The global economy has changed over the last years and it is mostly reflected on the mortgages market. Many properties lower their prices so much that the mortgages are more expensive that the houses themselves. There is also another problem: your credit score. Many people had lost their jobs and could not pay the loans on time. These made credit scores go down abruptly and the big part of people trying to refinance a mortgage as a very bad credit score.
The Fair Isaac Co., invented the FICO scoring system which is the most used by banks and lenders. This goes from 300 up to 850.
Although each institution has its own credit report requirements 500 – 520: is generally the minimum score required to qualify for a mortgage.
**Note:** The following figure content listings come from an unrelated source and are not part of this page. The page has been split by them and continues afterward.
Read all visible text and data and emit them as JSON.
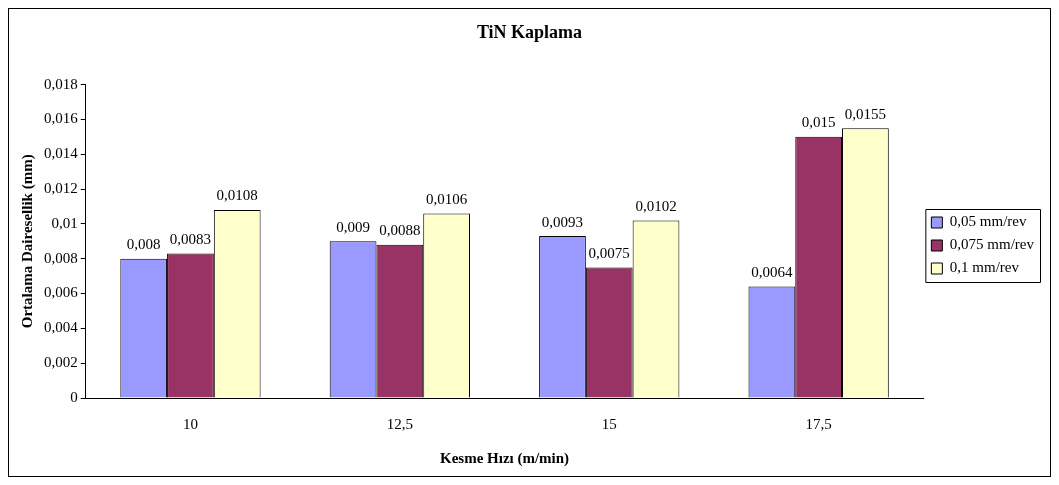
{
  "chart_data": {
    "type": "bar",
    "title": "TiN Kaplama",
    "xlabel": "Kesme Hızı (m/min)",
    "ylabel": "Ortalama Dairesellik (mm)",
    "categories": [
      "10",
      "12,5",
      "15",
      "17,5"
    ],
    "series": [
      {
        "name": "0,05 mm/rev",
        "color": "#9999ff",
        "values": [
          0.008,
          0.009,
          0.0093,
          0.0064
        ],
        "value_labels": [
          "0,008",
          "0,009",
          "0,0093",
          "0,0064"
        ]
      },
      {
        "name": "0,075 mm/rev",
        "color": "#993366",
        "values": [
          0.0083,
          0.0088,
          0.0075,
          0.015
        ],
        "value_labels": [
          "0,0083",
          "0,0088",
          "0,0075",
          "0,015"
        ]
      },
      {
        "name": "0,1 mm/rev",
        "color": "#ffffcc",
        "values": [
          0.0108,
          0.0106,
          0.0102,
          0.0155
        ],
        "value_labels": [
          "0,0108",
          "0,0106",
          "0,0102",
          "0,0155"
        ]
      }
    ],
    "ylim": [
      0,
      0.018
    ],
    "yticks": [
      0,
      {
        "value": 0.002,
        "label": "0,002"
      },
      {
        "value": 0.004,
        "label": "0,004"
      },
      {
        "value": 0.006,
        "label": "0,006"
      },
      {
        "value": 0.008,
        "label": "0,008"
      },
      {
        "value": 0.01,
        "label": "0,01"
      },
      {
        "value": 0.012,
        "label": "0,012"
      },
      {
        "value": 0.014,
        "label": "0,014"
      },
      {
        "value": 0.016,
        "label": "0,016"
      },
      {
        "value": 0.018,
        "label": "0,018"
      }
    ],
    "grid": false,
    "legend": "right"
  }
}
In general, the FICO credit score is like this:
Any number from 760 to 850 = Great credit report
Any number from 620 to 760 = Good report
Any number from 500 to 620 = Will depend on the institution
Any number less than 500 = Bad credit report
Banks are very cautious and ask for a credit report over 760 for a mortgage refinance, but high risk lenders appeared in the market thanks to these situations.
High risk lenders can give you a mortgage refinancing with credit reports as low as 500, although individual lenders may require a minimum or at least 620 and, as we pointed before, banks requirements are higher: 760 or more.
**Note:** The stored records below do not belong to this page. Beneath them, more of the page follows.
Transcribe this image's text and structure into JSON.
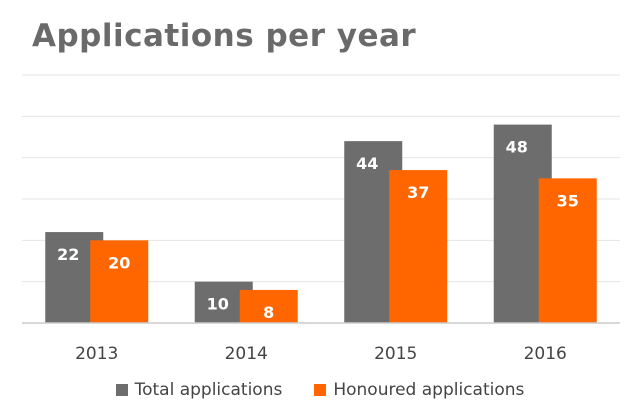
{
  "chart_data": {
    "type": "bar",
    "title": "Applications per year",
    "categories": [
      "2013",
      "2014",
      "2015",
      "2016"
    ],
    "series": [
      {
        "name": "Total applications",
        "values": [
          22,
          10,
          44,
          48
        ],
        "color": "#6d6d6d"
      },
      {
        "name": "Honoured applications",
        "values": [
          20,
          8,
          37,
          35
        ],
        "color": "#ff6600"
      }
    ],
    "ylim": [
      0,
      60
    ],
    "grid": true,
    "data_labels": true,
    "legend_position": "bottom"
  }
}
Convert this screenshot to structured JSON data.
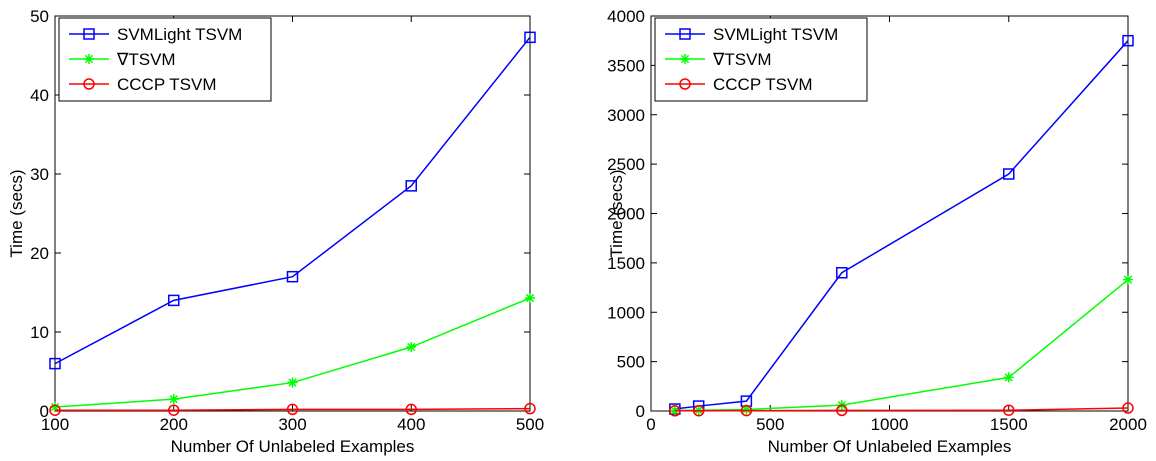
{
  "chart_data": [
    {
      "type": "line",
      "xlabel": "Number Of Unlabeled Examples",
      "ylabel": "Time (secs)",
      "xlim": [
        100,
        500
      ],
      "ylim": [
        0,
        50
      ],
      "xticks": [
        100,
        200,
        300,
        400,
        500
      ],
      "yticks": [
        0,
        10,
        20,
        30,
        40,
        50
      ],
      "xtick_labels": [
        "100",
        "200",
        "300",
        "400",
        "500"
      ],
      "ytick_labels": [
        "0",
        "10",
        "20",
        "30",
        "40",
        "50"
      ],
      "grid": false,
      "legend_position": "top-left",
      "x": [
        100,
        200,
        300,
        400,
        500
      ],
      "series": [
        {
          "name": "SVMLight TSVM",
          "color": "#0000ff",
          "marker": "square",
          "values": [
            6,
            14,
            17,
            28.5,
            47.3
          ]
        },
        {
          "name": "∇TSVM",
          "color": "#00ff00",
          "marker": "asterisk",
          "values": [
            0.5,
            1.5,
            3.6,
            8.1,
            14.3
          ]
        },
        {
          "name": "CCCP TSVM",
          "color": "#ff0000",
          "marker": "circle",
          "values": [
            0.1,
            0.1,
            0.2,
            0.2,
            0.3
          ]
        }
      ]
    },
    {
      "type": "line",
      "xlabel": "Number Of Unlabeled Examples",
      "ylabel": "Time (secs)",
      "xlim": [
        0,
        2000
      ],
      "ylim": [
        0,
        4000
      ],
      "xticks": [
        0,
        500,
        1000,
        1500,
        2000
      ],
      "yticks": [
        0,
        500,
        1000,
        1500,
        2000,
        2500,
        3000,
        3500,
        4000
      ],
      "xtick_labels": [
        "0",
        "500",
        "1000",
        "1500",
        "2000"
      ],
      "ytick_labels": [
        "0",
        "500",
        "1000",
        "1500",
        "2000",
        "2500",
        "3000",
        "3500",
        "4000"
      ],
      "grid": false,
      "legend_position": "top-left",
      "x": [
        100,
        200,
        400,
        800,
        1500,
        2000
      ],
      "series": [
        {
          "name": "SVMLight TSVM",
          "color": "#0000ff",
          "marker": "square",
          "values": [
            20,
            50,
            100,
            1400,
            2400,
            3750
          ]
        },
        {
          "name": "∇TSVM",
          "color": "#00ff00",
          "marker": "asterisk",
          "values": [
            5,
            8,
            15,
            60,
            340,
            1330
          ]
        },
        {
          "name": "CCCP TSVM",
          "color": "#ff0000",
          "marker": "circle",
          "values": [
            2,
            3,
            4,
            6,
            8,
            30
          ]
        }
      ]
    }
  ]
}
All the credit bureaus and lender institutions use the same formula to arrive at their credit scores numbers, many can use a different name for that, but the important thing is the formula, which joins all your credit history. This number is composed by individual ratings in five categories:
1. Payment history (35% of the rating)
2. Length of credit history (15%)
3. New credit (10%)
4. Types of credit used (10%)
5- Debt (30%)
As you can see, your income is not a factor. However, your score may vary slightly between the lenders, because each has different information in your file.
While scores are important, they are not the only thing lenders take into consideration when approving a mortgage. And low scores are not insurmountable obstacles
Many people with bad credit try to get a credit repair first. But this credit score is a report of your past financial performance, not your current debt load. So, this can be useful if you wait until your present become your past.